The upgraded suspension, with its stiffer springs, beefier anti-roll bars, and upgraded dampers proved more than a match for the occasional less-than-fresh patches of Arkansas tarmac, smoothing out the ride while still delivering supreme grip and minimizing body roll. Combined with the comfortable cockpit, willing engine and ample brakes, the Grand Sport feels like it could do this around the clock. And it makes you want to, too.
Too Much Car For The Street?
But there's a downside to all this capability. Pushing this car to 7/10ths on the open road is about 2/10ths too far--it has so much to give, you'll be well past the speed limit and the outer bounds of safety for even the most perfect conditions. Blind driveways, a lack of runoff room, other drivers, and the potential for governmental interference all conspire to keep the car somewhere around 50 percent of maximum--that is, if the driver isn't a homicidal maniac.
This downside isn't so much a downside as visceral proof that the car is made for the track. The only environment in which a driver can really feel out the limits of this car's potential is a closed one.
While this is true of many modern sports cars, it can feel fast driving them at a fraction of their potential--they exhibit small tendencies toward understeer or oversteer, get a bit awkward under quick transitions, or even make you wonder if they're going to stop in time in a panic situation. But the Grand Sport just lopes along, easily doing anything you ask of it, hardly imparting any sense of the pace because it's so completely planted and under control. Then you look down at the speedometer and realize you don't need a $300 ticket this week. Unfortunately, we didn't get to test ours on the track, where we might have explored and found weaknesses. Suffice to say: this is better than a standard Corvette, and even better than a Z51.

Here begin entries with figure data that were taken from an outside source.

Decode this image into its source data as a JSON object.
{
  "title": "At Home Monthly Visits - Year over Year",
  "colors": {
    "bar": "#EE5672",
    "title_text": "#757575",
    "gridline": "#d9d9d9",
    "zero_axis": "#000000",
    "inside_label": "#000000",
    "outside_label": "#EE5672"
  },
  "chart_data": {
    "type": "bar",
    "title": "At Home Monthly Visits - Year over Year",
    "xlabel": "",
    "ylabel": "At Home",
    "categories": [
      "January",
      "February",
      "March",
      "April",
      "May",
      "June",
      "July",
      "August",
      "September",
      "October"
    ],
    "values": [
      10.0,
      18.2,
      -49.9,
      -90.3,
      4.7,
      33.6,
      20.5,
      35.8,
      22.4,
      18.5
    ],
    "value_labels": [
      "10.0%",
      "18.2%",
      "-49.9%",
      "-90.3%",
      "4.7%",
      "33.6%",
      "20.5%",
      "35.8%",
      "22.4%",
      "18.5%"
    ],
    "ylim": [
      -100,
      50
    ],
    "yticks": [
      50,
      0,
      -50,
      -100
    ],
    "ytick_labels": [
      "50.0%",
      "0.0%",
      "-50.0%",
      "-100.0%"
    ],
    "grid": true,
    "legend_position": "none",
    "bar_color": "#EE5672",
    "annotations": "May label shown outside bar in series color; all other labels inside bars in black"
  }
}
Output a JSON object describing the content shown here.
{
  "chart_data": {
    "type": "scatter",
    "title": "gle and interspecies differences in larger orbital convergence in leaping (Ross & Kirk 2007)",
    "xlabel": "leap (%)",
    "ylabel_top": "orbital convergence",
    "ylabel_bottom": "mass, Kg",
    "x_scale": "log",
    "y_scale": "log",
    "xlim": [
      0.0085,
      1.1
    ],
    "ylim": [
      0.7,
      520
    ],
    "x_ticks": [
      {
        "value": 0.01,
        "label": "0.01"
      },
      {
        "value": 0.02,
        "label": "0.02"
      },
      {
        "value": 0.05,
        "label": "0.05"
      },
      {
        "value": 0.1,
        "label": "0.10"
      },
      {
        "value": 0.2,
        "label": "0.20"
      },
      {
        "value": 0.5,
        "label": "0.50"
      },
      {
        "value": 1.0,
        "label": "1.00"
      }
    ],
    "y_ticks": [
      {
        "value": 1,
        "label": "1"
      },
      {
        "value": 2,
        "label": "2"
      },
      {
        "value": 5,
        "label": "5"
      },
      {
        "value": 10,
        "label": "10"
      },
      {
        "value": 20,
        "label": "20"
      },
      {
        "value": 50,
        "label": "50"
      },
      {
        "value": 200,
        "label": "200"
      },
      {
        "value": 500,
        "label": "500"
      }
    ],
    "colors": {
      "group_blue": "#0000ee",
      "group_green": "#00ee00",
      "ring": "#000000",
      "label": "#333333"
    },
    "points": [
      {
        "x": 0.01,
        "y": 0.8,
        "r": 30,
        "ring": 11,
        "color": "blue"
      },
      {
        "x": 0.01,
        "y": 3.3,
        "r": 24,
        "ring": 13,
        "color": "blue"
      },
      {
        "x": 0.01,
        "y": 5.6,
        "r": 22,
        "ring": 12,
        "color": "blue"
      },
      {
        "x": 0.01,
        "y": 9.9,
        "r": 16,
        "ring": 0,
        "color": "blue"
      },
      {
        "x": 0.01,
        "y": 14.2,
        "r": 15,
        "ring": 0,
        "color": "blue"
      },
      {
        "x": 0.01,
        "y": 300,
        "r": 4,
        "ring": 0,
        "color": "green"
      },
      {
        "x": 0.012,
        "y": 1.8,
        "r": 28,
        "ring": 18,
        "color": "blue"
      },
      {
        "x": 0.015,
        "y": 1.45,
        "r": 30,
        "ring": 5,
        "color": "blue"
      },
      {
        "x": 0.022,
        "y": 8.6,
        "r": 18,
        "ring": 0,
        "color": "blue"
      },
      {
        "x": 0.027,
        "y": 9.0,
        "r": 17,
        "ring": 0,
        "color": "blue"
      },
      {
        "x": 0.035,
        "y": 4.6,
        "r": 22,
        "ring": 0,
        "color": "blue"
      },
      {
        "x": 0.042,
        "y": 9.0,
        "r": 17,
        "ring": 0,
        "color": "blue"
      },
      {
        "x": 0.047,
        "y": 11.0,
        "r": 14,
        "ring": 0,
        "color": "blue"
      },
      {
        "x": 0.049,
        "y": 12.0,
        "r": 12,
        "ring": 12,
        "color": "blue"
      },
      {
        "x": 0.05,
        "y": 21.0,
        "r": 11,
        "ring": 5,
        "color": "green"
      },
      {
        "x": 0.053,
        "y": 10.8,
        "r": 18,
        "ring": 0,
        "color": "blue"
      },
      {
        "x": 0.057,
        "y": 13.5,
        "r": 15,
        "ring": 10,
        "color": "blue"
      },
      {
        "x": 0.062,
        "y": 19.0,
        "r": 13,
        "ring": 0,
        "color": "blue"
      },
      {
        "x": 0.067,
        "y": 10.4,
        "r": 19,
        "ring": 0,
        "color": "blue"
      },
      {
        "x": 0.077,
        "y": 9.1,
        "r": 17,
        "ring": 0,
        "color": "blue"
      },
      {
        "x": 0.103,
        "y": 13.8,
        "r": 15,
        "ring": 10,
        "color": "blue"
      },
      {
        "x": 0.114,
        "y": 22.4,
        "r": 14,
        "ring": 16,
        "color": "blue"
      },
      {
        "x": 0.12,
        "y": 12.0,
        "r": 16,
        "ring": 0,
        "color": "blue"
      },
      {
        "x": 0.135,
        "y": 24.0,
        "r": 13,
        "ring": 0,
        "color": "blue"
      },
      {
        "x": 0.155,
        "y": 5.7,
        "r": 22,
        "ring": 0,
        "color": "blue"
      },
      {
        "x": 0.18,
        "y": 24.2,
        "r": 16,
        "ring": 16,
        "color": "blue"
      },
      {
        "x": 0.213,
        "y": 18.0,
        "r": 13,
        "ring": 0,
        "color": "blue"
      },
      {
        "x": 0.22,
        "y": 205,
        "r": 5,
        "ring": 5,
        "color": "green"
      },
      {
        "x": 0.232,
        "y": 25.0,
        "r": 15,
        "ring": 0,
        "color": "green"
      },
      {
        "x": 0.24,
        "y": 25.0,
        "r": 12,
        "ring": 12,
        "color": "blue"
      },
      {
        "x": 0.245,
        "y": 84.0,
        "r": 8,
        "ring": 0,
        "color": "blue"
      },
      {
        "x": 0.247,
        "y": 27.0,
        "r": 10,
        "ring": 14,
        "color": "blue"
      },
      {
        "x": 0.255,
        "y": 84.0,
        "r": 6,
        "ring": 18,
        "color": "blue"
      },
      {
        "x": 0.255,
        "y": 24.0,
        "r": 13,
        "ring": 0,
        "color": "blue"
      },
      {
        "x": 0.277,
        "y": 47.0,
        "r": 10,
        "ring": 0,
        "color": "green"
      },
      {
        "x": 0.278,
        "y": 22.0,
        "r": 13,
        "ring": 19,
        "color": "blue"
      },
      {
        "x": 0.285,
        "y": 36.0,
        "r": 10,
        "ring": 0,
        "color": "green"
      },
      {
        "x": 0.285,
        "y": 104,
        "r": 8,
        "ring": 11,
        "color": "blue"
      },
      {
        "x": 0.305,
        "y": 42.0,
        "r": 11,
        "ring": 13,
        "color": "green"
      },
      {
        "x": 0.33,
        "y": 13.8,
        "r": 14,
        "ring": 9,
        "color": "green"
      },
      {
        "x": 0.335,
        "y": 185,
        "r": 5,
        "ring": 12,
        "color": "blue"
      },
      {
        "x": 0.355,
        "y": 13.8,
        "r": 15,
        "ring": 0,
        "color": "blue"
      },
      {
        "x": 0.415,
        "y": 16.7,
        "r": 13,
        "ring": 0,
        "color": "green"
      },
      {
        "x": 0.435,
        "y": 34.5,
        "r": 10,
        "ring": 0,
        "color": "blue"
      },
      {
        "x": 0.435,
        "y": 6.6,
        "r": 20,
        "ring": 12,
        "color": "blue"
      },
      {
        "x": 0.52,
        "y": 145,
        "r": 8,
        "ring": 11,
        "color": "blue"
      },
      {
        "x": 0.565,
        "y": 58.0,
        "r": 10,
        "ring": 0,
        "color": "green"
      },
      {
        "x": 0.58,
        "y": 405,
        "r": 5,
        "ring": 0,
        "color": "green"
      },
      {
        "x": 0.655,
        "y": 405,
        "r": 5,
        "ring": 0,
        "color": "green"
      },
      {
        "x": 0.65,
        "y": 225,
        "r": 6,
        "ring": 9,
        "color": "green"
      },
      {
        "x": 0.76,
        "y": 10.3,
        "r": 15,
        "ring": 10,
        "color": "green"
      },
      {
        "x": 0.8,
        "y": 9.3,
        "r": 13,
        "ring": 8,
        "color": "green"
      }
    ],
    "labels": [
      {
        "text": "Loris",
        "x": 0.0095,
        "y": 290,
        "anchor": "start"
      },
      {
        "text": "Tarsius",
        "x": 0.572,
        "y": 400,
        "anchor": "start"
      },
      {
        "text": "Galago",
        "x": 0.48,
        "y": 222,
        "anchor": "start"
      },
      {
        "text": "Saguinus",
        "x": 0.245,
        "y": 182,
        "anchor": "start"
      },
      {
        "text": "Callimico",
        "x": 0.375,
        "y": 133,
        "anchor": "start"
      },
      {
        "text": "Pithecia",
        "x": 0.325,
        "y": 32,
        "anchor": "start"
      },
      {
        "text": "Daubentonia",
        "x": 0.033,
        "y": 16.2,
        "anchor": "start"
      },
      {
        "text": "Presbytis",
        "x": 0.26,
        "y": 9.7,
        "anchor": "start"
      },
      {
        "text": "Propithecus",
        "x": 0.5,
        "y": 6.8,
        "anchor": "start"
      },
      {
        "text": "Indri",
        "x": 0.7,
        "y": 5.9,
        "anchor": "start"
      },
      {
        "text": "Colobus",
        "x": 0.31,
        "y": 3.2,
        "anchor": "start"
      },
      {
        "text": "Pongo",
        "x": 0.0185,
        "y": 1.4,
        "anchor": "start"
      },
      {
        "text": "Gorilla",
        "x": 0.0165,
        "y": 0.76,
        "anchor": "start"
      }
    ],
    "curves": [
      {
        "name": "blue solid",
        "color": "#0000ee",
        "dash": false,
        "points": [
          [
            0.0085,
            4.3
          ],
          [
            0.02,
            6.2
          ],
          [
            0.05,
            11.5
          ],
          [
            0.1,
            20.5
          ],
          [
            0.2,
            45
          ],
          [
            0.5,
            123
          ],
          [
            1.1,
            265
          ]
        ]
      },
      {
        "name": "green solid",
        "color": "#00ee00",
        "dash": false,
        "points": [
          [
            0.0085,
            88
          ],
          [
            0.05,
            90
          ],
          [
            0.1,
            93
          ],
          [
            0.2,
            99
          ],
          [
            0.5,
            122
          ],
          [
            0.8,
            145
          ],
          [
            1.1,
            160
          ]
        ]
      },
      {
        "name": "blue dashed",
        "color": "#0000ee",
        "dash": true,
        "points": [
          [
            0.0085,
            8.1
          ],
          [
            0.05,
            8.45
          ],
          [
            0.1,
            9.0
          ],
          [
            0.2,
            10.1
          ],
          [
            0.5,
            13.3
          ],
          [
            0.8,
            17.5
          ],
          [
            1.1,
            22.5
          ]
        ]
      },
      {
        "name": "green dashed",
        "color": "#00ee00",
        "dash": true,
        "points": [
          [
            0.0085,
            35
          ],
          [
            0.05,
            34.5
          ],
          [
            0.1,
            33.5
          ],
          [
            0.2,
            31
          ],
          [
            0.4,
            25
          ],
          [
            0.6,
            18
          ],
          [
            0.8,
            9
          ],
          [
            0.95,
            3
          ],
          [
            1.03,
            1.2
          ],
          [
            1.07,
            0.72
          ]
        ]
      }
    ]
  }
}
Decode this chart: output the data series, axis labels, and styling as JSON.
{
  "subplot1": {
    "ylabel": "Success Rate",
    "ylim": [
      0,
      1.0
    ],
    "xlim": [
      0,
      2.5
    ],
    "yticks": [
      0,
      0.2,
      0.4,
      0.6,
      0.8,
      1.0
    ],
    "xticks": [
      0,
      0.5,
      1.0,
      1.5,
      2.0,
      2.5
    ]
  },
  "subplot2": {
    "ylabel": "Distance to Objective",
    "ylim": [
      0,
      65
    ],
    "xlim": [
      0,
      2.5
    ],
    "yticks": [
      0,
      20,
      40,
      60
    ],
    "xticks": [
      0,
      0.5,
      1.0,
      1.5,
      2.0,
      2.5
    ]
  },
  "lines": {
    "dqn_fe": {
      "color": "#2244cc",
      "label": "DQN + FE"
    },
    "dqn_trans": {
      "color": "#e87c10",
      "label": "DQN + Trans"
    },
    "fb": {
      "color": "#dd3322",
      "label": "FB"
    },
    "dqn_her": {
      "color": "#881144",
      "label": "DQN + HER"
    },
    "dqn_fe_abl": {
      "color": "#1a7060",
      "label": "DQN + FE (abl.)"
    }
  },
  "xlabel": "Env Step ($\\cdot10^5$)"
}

While we're of the opinion that there's no such thing as too much car for the street, for many there is a limit--and it typically comes at the pump. The 2010 Grand Sport, like just about any other Corvette, gets pretty solid mileage on the highway--24-28 mpgs is easy. But around town, or stuck in a motorcycle rally, that figure falls rapidly, to somewhere in the 14-16 mpg range. Considering the car is rated at 16/26 mpg city/highway, that's not a surprise, but it is a reality some may choose not to deal with in a daily driver.
Less-than-stellar around-town fuel economy is a small price to pay for such wicked performance, though, and whether you choose to drive it as your primary car or as a weekend toy, it'll reward you when Friday evening rolls around. Ample rear hatch space handles two people's worth of luggage with room for a few cases of wine to spare. Load it up, hit the hills for a relaxing drive to the weekend getaway, and enjoy the stares on the main drag once you're there.
If you're more inclined to play as hard as you work, the Grand Sport has you covered there, too. Load it on the trailer with a few spare sets of wheels and race tires, roll down to your nearest track, and you're ready to take on Porsche 911 owners fresh from the showroom floor. Of course, you could always drive it to the track on street tires and set a pace unachievable by anything in its price range, too--with the possible exception of the 2011 Shelby Mustang GT500, though that car is more about power and less about handling despite the major improvements for 2011.
Whether you're looking for a grand tourer with flair or a track-day toy with daily potential, the Grand Sport is a solid choice, though you'll have to watch out for options prices driving the MSRP up into Z06 territory.